最終的にはこの1、2年で完璧なIoPクラウドに2つのAIエンジンを実装することが目標です。


IoP成功のカギはどこにあると考えますか?

より広範で大量のデータがAIエンジンを育てる

農業技術センターや農家との連携・連動が不可欠です。AIエンジン開発に向けて、大学が理論を組み上げ、大学内の実験的な圃場でデータを取り、モデル化を図ります。さらに、生産現場により近い農業技術センターで取ったデータも活用しながら、一緒に最適なモデルに仕上げます。例えばAIエンジンをわれわれがつくるといっても、エンジンに学習させるデータは農業技術センターから提供を受けます。農業技術センターが蓄積したデータは膨大で、活用することで非常に大きな効果をあげることができます。
IoPクラウドを活用する農家が増えることも、成功するための欠かせない条件です。クラウドの情報が集まれば集まるほど大量のデータを分析でき、AIの成長を促すことができます。
まず、農家の皆さんに見える化を実感していただくため、2022年9月をめどに最低限の生理生態情報と営農支援情報を共有できるよう、IoPクラウドにAIエンジンを実装する予定です。

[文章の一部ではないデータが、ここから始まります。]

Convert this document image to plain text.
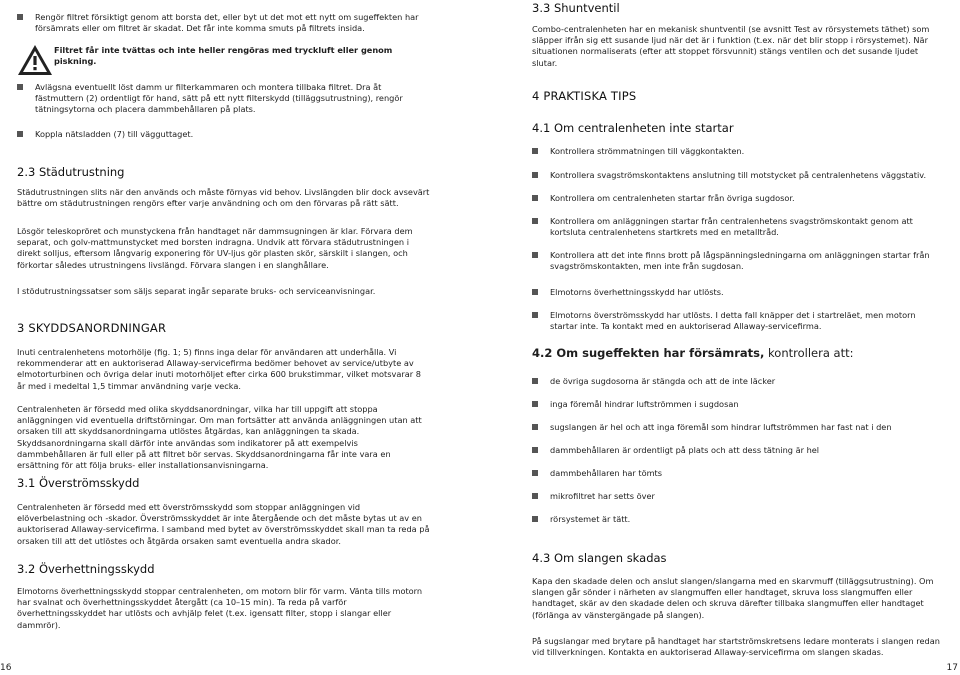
Rengör filtret försiktigt genom att borsta det, eller byt ut det mot ett nytt om sugeffekten har försämrats eller om filtret är skadat. Det får inte komma smuts på filtrets insida.

Filtret får inte tvättas och inte heller rengöras med tryckluft eller genom piskning.

Avlägsna eventuellt löst damm ur filterkammaren och montera tillbaka filtret. Dra åt fästmuttern (2) ordentligt för hand, sätt på ett nytt filterskydd (tilläggsutrustning), rengör tätningsytorna och placera dammbehållaren på plats.

Koppla nätsladden (7) till vägguttaget.

2.3 Städutrustning

Städutrustningen slits när den används och måste förnyas vid behov. Livslängden blir dock avsevärt bättre om städutrustningen rengörs efter varje användning och om den förvaras på rätt sätt.

Lösgör teleskopröret och munstyckena från handtaget när dammsugningen är klar. Förvara dem separat, och golv-mattmunstycket med borsten indragna. Undvik att förvara städutrustningen i direkt solljus, eftersom långvarig exponering för UV-ljus gör plasten skör, särskilt i slangen, och förkortar således utrustningens livslängd. Förvara slangen i en slanghållare.

I stödutrustningssatser som säljs separat ingår separate bruks- och serviceanvisningar.

3 SKYDDSANORDNINGAR

Inuti centralenhetens motorhölje (fig. 1; 5) finns inga delar för användaren att underhålla. Vi rekommenderar att en auktoriserad Allaway-servicefirma bedömer behovet av service/utbyte av elmotorturbinen och övriga delar inuti motorhöljet efter cirka 600 brukstimmar, vilket motsvarar 8 år med i medeltal 1,5 timmar användning varje vecka.

Centralenheten är försedd med olika skyddsanordningar, vilka har till uppgift att stoppa anläggningen vid eventuella driftstörningar. Om man fortsätter att använda anläggningen utan att orsaken till att skyddsanordningarna utlöstes åtgärdas, kan anläggningen ta skada. Skyddsanordningarna skall därför inte användas som indikatorer på att exempelvis dammbehållaren är full eller på att filtret bör servas. Skyddsanordningarna får inte vara en ersättning för att följa bruks- eller installationsanvisningarna.

3.1 Överströmsskydd

Centralenheten är försedd med ett överströmsskydd som stoppar anläggningen vid elöverbelastning och -skador. Överströmsskyddet är inte återgående och det måste bytas ut av en auktoriserad Allaway-servicefirma. I samband med bytet av överströmsskyddet skall man ta reda på orsaken till att det utlöstes och åtgärda orsaken samt eventuella andra skador.

3.2 Överhettningsskydd

Elmotorns överhettningsskydd stoppar centralenheten, om motorn blir för varm. Vänta tills motorn har svalnat och överhettningsskyddet återgått (ca 10–15 min). Ta reda på varför överhettningsskyddet har utlösts och avhjälp felet (t.ex. igensatt filter, stopp i slangar eller dammrör).

16
3.3 Shuntventil

Combo-centralenheten har en mekanisk shuntventil (se avsnitt Test av rörsystemets täthet) som släpper ifrån sig ett susande ljud när det är i funktion (t.ex. när det blir stopp i rörsystemet). När situationen normaliserats (efter att stoppet försvunnit) stängs ventilen och det susande ljudet slutar.

4 PRAKTISKA TIPS
4.1 Om centralenheten inte startar

Kontrollera strömmatningen till väggkontakten.

Kontrollera svagströmskontaktens anslutning till motstycket på centralenhetens väggstativ.

Kontrollera om centralenheten startar från övriga sugdosor.

Kontrollera om anläggningen startar från centralenhetens svagströmskontakt genom att kortsluta centralenhetens startkrets med en metalltråd.

Kontrollera att det inte finns brott på lågspänningsledningarna om anläggningen startar från svagströmskontakten, men inte från sugdosan.

Elmotorns överhettningsskydd har utlösts.

Elmotorns överströmsskydd har utlösts. I detta fall knäpper det i startreläet, men motorn startar inte. Ta kontakt med en auktoriserad Allaway-servicefirma.

4.2 Om sugeffekten har försämrats, kontrollera att:

de övriga sugdosorna är stängda och att de inte läcker

inga föremål hindrar luftströmmen i sugdosan

sugslangen är hel och att inga föremål som hindrar luftströmmen har fast nat i den

dammbehållaren är ordentligt på plats och att dess tätning är hel

dammbehållaren har tömts

mikrofiltret har setts över

rörsystemet är tätt.

4.3 Om slangen skadas

Kapa den skadade delen och anslut slangen/slangarna med en skarvmuff (tilläggsutrustning). Om slangen går sönder i närheten av slangmuffen eller handtaget, skruva loss slangmuffen eller handtaget, skär av den skadade delen och skruva därefter tillbaka slangmuffen eller handtaget (förlänga av vänstergängade på slangen).

På sugslangar med brytare på handtaget har startströmskretsens ledare monterats i slangen redan vid tillverkningen. Kontakta en auktoriserad Allaway-servicefirma om slangen skadas.

17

多くの農家の参加を得るために考えているミッションは?

理想のIoP農場で、農業の未来を実感してほしい

農業者と一緒にどのような情報をどのように見せ、どう使うかを考えるためにIoP農業研究会を立ち上げ、4月から活動を開始します。農家や農業普及指導員、JAの指導員など現場に近い人たちと課題や解決法を話し合い、エンジンの改善などを共に考えることで、一層IoPを盛り上げていきたいと思います。
将来的には、農家にプレゼンテーションできるIoPの成功事例として、「IoP未来農場」を作りたいと考えています。例えば高知大のキャンパスに20アールのハウスを建て、そこでエンジンの実証研究をしながら営農し、学生実習やインターンシップを受け入れる。新規就農者として毎年3名ぐらい雇い、適正利益を確保する。実現すれば、IoP利用者を増やすのに非常に効果的だと思います。